Some of my best gaming memories are playing games like Goldeneye, 007 Nightfire, and other split-screen multiplayer games with my friends. If had been born several years later, those memories may have instead been of playing Call of Duty alone, in a dark room, online with my friends instead of them being there in person. This situation illustrates a tragedy of our generation: the decline of split-screen gaming.
As online multiplayer technology matures, many gamers find it easier to play with friends online instead of in person. This only contributes to the anti-social stigma that tends to be associated with gamers, and also stifles the social aspect of gaming, as interaction in person is much more genuine and productive than online interaction, whether it be through text chat or a headset.
Developers are also part of this problem. While cooperative gaming is admittedly on the rise, most co-op modes are strictly online, or only split-screen for two players. The number of classic four player split-screen games has declined dramatically in this generation of consoles as a result of this increasing online focus.
Recently, me and my friends were playing Goldeneye Reloaded, one of the few split-screen games available today that doesn’t have Halo or Call of Duty in its name.
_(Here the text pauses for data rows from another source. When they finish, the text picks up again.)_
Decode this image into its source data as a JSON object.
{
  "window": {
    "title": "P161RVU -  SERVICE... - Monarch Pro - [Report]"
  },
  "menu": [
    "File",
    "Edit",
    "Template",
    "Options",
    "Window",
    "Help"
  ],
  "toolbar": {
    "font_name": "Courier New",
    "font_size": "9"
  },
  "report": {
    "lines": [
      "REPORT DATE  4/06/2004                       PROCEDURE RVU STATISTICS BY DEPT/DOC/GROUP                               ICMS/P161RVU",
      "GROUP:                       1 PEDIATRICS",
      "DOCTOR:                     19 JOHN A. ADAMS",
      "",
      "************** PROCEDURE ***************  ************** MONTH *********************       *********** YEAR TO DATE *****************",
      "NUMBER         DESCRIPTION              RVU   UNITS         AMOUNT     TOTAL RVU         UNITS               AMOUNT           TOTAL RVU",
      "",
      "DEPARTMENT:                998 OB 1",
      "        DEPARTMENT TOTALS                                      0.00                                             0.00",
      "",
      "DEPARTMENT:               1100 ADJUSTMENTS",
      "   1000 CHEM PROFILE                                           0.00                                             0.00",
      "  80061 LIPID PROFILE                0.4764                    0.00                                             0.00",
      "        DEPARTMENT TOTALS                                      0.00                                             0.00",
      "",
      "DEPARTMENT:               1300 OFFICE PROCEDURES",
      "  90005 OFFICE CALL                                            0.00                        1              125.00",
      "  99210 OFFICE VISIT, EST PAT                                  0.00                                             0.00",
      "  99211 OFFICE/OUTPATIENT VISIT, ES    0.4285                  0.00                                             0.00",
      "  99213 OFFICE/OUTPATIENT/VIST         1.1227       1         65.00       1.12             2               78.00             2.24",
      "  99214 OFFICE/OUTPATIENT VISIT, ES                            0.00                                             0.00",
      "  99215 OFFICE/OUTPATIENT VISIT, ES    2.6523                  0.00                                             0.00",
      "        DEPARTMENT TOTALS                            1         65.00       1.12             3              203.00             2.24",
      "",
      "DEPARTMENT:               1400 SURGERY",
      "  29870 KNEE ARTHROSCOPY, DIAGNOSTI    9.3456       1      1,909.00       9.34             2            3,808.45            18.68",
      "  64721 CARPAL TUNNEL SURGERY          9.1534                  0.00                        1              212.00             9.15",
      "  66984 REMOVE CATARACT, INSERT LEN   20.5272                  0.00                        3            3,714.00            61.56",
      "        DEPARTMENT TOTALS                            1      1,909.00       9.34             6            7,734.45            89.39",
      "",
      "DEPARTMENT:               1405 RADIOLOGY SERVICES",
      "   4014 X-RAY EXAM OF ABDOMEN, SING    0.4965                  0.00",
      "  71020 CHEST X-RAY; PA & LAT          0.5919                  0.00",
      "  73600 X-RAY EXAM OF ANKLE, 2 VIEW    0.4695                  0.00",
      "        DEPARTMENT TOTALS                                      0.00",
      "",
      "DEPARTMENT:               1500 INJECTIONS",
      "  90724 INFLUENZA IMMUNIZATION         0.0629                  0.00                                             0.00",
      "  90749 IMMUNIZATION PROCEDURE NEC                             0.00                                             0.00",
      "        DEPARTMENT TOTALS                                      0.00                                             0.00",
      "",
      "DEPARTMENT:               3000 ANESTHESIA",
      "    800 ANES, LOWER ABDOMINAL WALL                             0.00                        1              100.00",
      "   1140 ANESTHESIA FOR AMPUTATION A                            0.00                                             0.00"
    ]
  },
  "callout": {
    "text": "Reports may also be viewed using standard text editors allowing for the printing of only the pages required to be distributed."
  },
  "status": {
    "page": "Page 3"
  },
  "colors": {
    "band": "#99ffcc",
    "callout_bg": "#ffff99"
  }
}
We decided to turn on several choice modifiers to make the game much more interesting. One modifier made us die if we stood still for more than three seconds and one made us explode when we collided into each other. These modifiers along with the experience of social gaming turned what was essentially a clone of Call of Duty with the Goldeneye skin into a great gaming experience, one that couldn’t have happened if we were playing online.
Hopefully, developers will recognize the importance of split-screen gaming, and include split-screen modes in their games, and maybe even tailor some multiplayer modes to split-screen play to satisfy those of us that still view gaming as a social experience, not just as entertainment to be consumed in solitude.